09.26.16 | War On Drugs
Resolved: The War on Drugs was rooted in a government need to control its citizenry. Discuss.
Boulder author Dan Baum opens his piece (“Legalize It All”) in a recent Harper’s article with this first-hand interview of John Erlichman (Nixon’s then domestic policy advisor), “You want to know what this was really all about? . . . the Nixon White House had two enemies: the antiwar left and black people . . we knew we couldn’t make it illegal to be either against the war or black . . . but by getting the public to associate the hippies with marijuana and blacks with heroin, and then criminalizing both heavily, we could disrupt those communities . . . we could arrest their leaders, raid their homes, break up their meetings and vilify them night after night on the evening news . . . did we know we were lying about the drugs? — of course we did.”
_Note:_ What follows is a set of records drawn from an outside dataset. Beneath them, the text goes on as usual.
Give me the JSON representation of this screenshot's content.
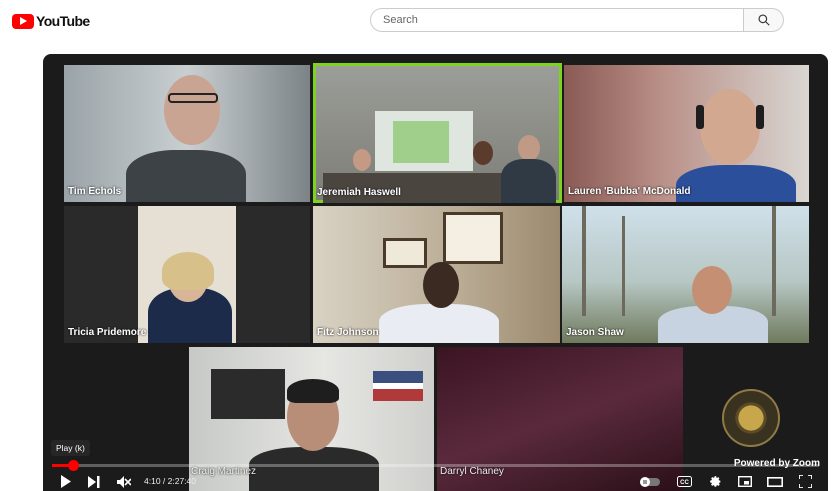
{
  "header": {
    "logo_text": "YouTube",
    "search_placeholder": "Search"
  },
  "meeting": {
    "participants": [
      {
        "name": "Tim Echols",
        "active": false
      },
      {
        "name": "Jeremiah Haswell",
        "active": true
      },
      {
        "name": "Lauren 'Bubba' McDonald",
        "active": false
      },
      {
        "name": "Tricia Pridemore",
        "active": false
      },
      {
        "name": "Fitz Johnson",
        "active": false
      },
      {
        "name": "Jason Shaw",
        "active": false
      },
      {
        "name": "Craig Martinez",
        "active": false
      },
      {
        "name": "Darryl Chaney",
        "active": false
      }
    ],
    "branding": "Powered by Zoom"
  },
  "player": {
    "tooltip": "Play (k)",
    "time_display": "4:10 / 2:27:40",
    "progress_fraction": 0.028,
    "accent_color": "#ff0000"
  },
  "icons": {
    "search": "search-icon",
    "play": "play-icon",
    "next": "next-icon",
    "mute": "muted-volume-icon",
    "autoplay": "autoplay-toggle-icon",
    "cc": "captions-icon",
    "settings": "gear-icon",
    "miniplayer": "miniplayer-icon",
    "theater": "theater-mode-icon",
    "fullscreen": "fullscreen-icon"
  }
}
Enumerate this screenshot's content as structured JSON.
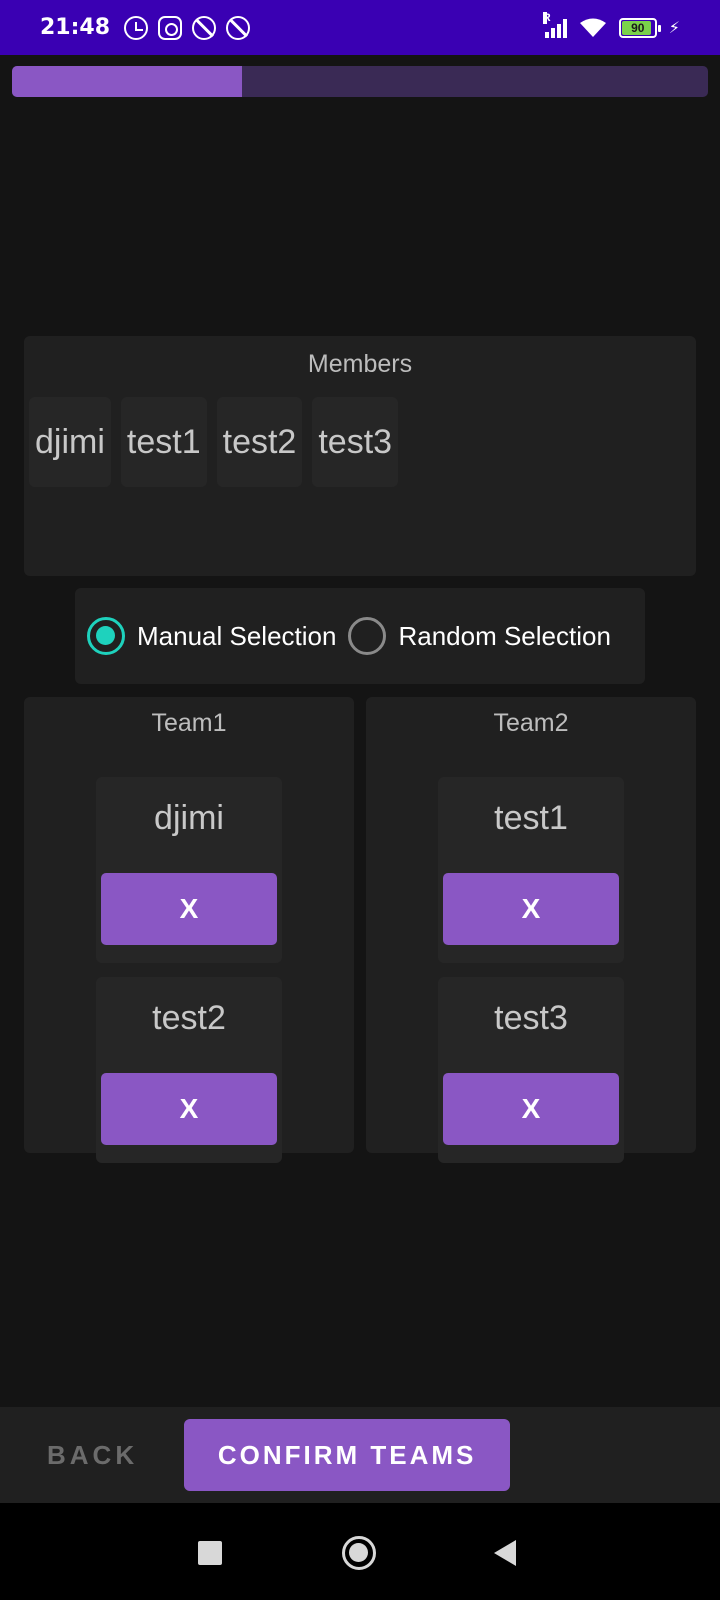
{
  "status_bar": {
    "time": "21:48",
    "battery": "90",
    "signal_label": "R"
  },
  "progress": {
    "value_percent": 33
  },
  "members": {
    "title": "Members",
    "items": [
      "djimi",
      "test1",
      "test2",
      "test3"
    ]
  },
  "selection_mode": {
    "options": [
      "Manual Selection",
      "Random Selection"
    ],
    "selected": "Manual Selection",
    "accent": "#1ed2bd"
  },
  "teams": [
    {
      "title": "Team1",
      "members": [
        {
          "name": "djimi",
          "remove_label": "X"
        },
        {
          "name": "test2",
          "remove_label": "X"
        }
      ]
    },
    {
      "title": "Team2",
      "members": [
        {
          "name": "test1",
          "remove_label": "X"
        },
        {
          "name": "test3",
          "remove_label": "X"
        }
      ]
    }
  ],
  "actions": {
    "back_label": "BACK",
    "confirm_label": "CONFIRM TEAMS"
  },
  "colors": {
    "primary": "#8a57c4",
    "status_bar": "#3a00b3",
    "background": "#141414"
  }
}
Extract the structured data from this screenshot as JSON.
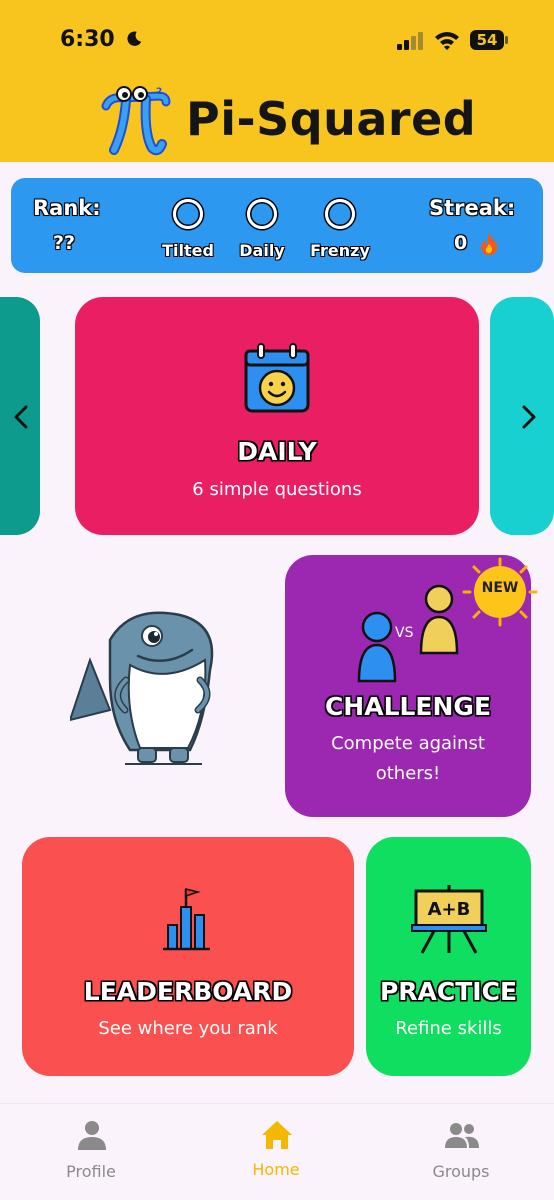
{
  "status": {
    "time": "6:30",
    "battery": "54"
  },
  "header": {
    "title": "Pi-Squared"
  },
  "stats": {
    "rank_label": "Rank:",
    "rank_value": "??",
    "modes": [
      "Tilted",
      "Daily",
      "Frenzy"
    ],
    "streak_label": "Streak:",
    "streak_value": "0",
    "streak_icon": "🔥"
  },
  "cards": {
    "daily": {
      "title": "DAILY",
      "subtitle": "6 simple questions"
    },
    "challenge": {
      "title": "CHALLENGE",
      "subtitle_line1": "Compete against",
      "subtitle_line2": "others!",
      "badge": "NEW",
      "vs": "VS"
    },
    "leaderboard": {
      "title": "LEADERBOARD",
      "subtitle": "See where you rank"
    },
    "practice": {
      "title": "PRACTICE",
      "subtitle": "Refine skills",
      "board_text": "A+B"
    }
  },
  "nav": {
    "tabs": [
      {
        "label": "Profile",
        "icon": "person-icon",
        "active": false
      },
      {
        "label": "Home",
        "icon": "home-icon",
        "active": true
      },
      {
        "label": "Groups",
        "icon": "groups-icon",
        "active": false
      }
    ]
  },
  "colors": {
    "header": "#f8c51f",
    "stats": "#2d98ef",
    "daily": "#e91e63",
    "challenge": "#9c27b0",
    "leaderboard": "#fb5050",
    "practice": "#10de60",
    "active_tab": "#f3b800"
  }
}
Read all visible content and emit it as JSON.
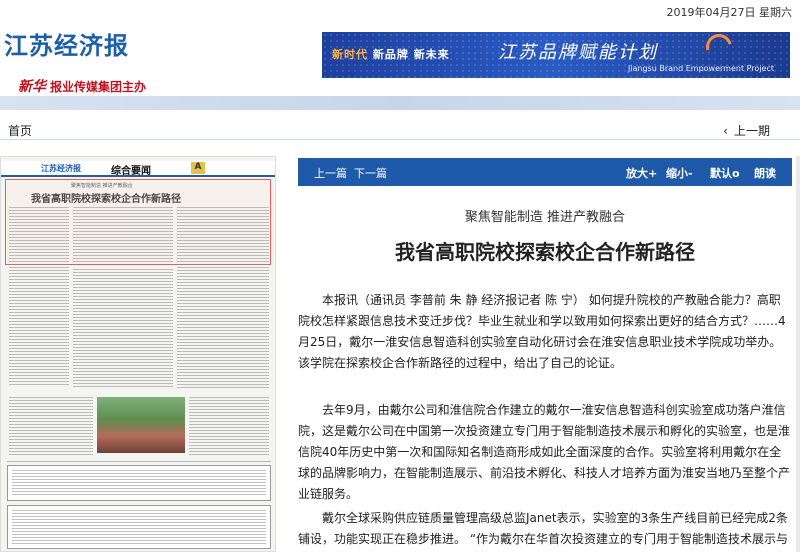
{
  "header": {
    "date": "2019年04月27日 星期六",
    "site_title": "江苏经济报",
    "publisher_logo": "新华",
    "publisher_text": "报业传媒集团主办",
    "banner": {
      "slogan_1": "新时代",
      "slogan_2": "新品牌",
      "slogan_3": "新未来",
      "title": "江苏品牌赋能计划",
      "subtitle": "Jiangsu Brand Empowerment Project"
    }
  },
  "nav": {
    "home": "首页",
    "prev_edition": "上一期",
    "prev_icon": "chevron-left-icon"
  },
  "thumbnail": {
    "paper_name": "江苏经济报",
    "section": "综合要闻",
    "badge": "A",
    "kicker": "聚焦智能制造 推进产教融合",
    "headline": "我省高职院校探索校企合作新路径"
  },
  "toolbar": {
    "prev_article": "上一篇",
    "next_article": "下一篇",
    "zoom_in": "放大+",
    "zoom_out": "缩小-",
    "default_size": "默认o",
    "read_aloud": "朗读"
  },
  "article": {
    "kicker": "聚焦智能制造 推进产教融合",
    "headline": "我省高职院校探索校企合作新路径",
    "paragraphs": [
      "本报讯（通讯员 李普前 朱 静 经济报记者 陈 宁） 如何提升院校的产教融合能力？高职院校怎样紧跟信息技术变迁步伐？毕业生就业和学以致用如何探索出更好的结合方式？……4月25日，戴尔一淮安信息智造科创实验室自动化研讨会在淮安信息职业技术学院成功举办。该学院在探索校企合作新路径的过程中，给出了自己的论证。",
      "去年9月，由戴尔公司和淮信院合作建立的戴尔一淮安信息智造科创实验室成功落户淮信院，这是戴尔公司在中国第一次投资建立专门用于智能制造技术展示和孵化的实验室，也是淮信院40年历史中第一次和国际知名制造商形成如此全面深度的合作。实验室将利用戴尔在全球的品牌影响力，在智能制造展示、前沿技术孵化、科技人才培养方面为淮安当地乃至整个产业链服务。",
      "戴尔全球采购供应链质量管理高级总监Janet表示，实验室的3条生产线目前已经完成2条铺设，功能实现正在稳步推进。 “作为戴尔在华首次投资建立的专门用于智能制造技术展示与孵化的创新平"
    ]
  }
}
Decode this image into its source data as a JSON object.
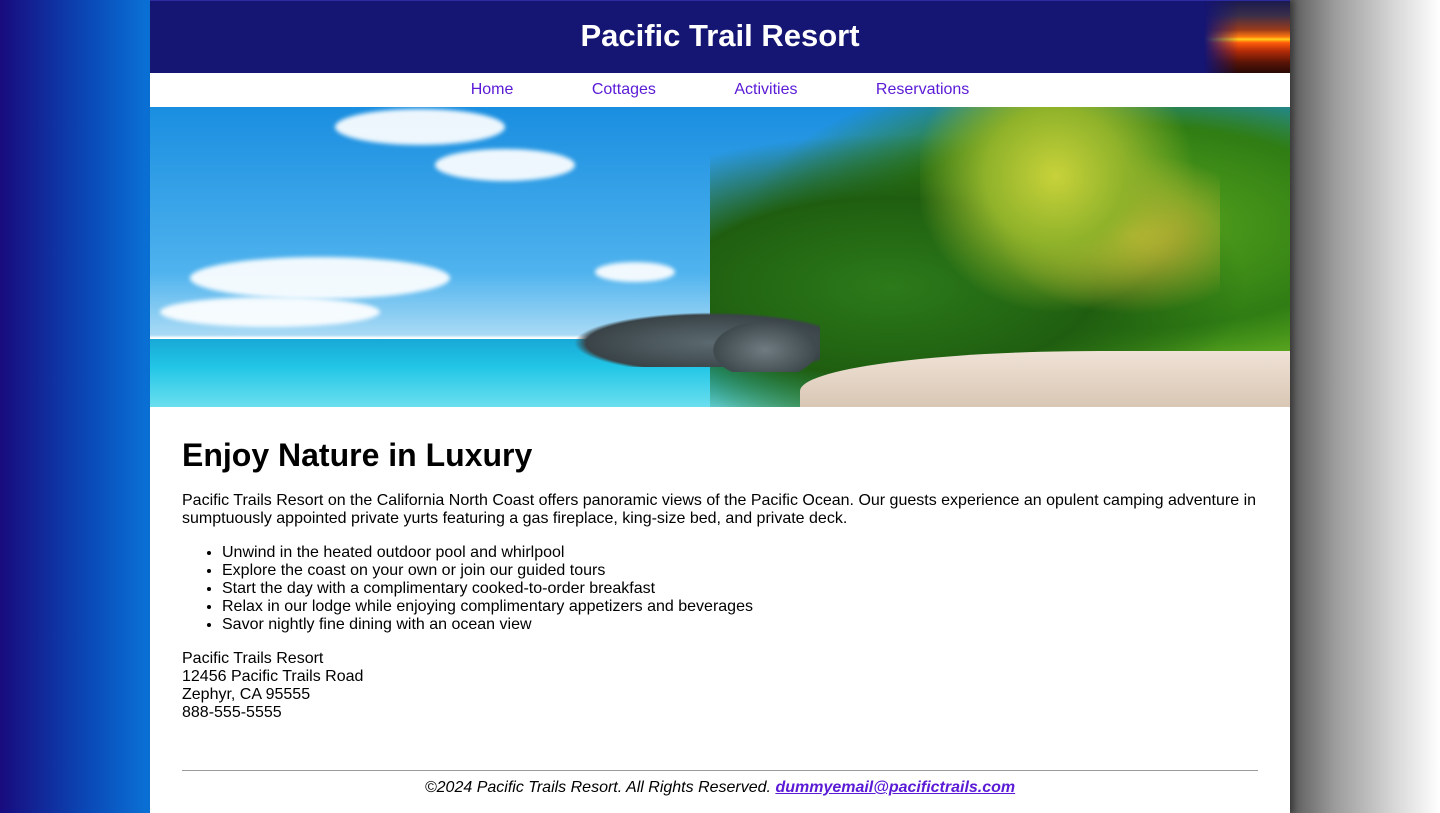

Of course they did. Fear mongering was good politics. Just-Say-No was the best perception management campaign since Reefer Madness. It drove legislation and powered exploding bureaucracies at both the federal and state level.
But as in War On Anything there is, ahem, collateral damage. Only recently has the citizenry come to see the trade-offs in terms of cost and lives ruined. The problem with entrenched bureaucracies is that they tend to exist mainly to continue their very existence. What’s required is a renewed sense of genuine purpose and priorities.
Despite the hyperbolic title, the Baum piece is more of a sedate review of alternative approaches to replace a simple prohibitionist mind-set with a rational system to regulate and control dangerous drugs. That includes, by the way, better control of certain prescription drugs i.e. opioids, the misuse of which represents an equally alarming threat to public health.
That’s it, public health becomes the aim. Change in the U.S. may be difficult — particularly with the patchwork of competing federal, state, and local jurisdictions (e.g.Colorado) — but the discussion has to start somewhere.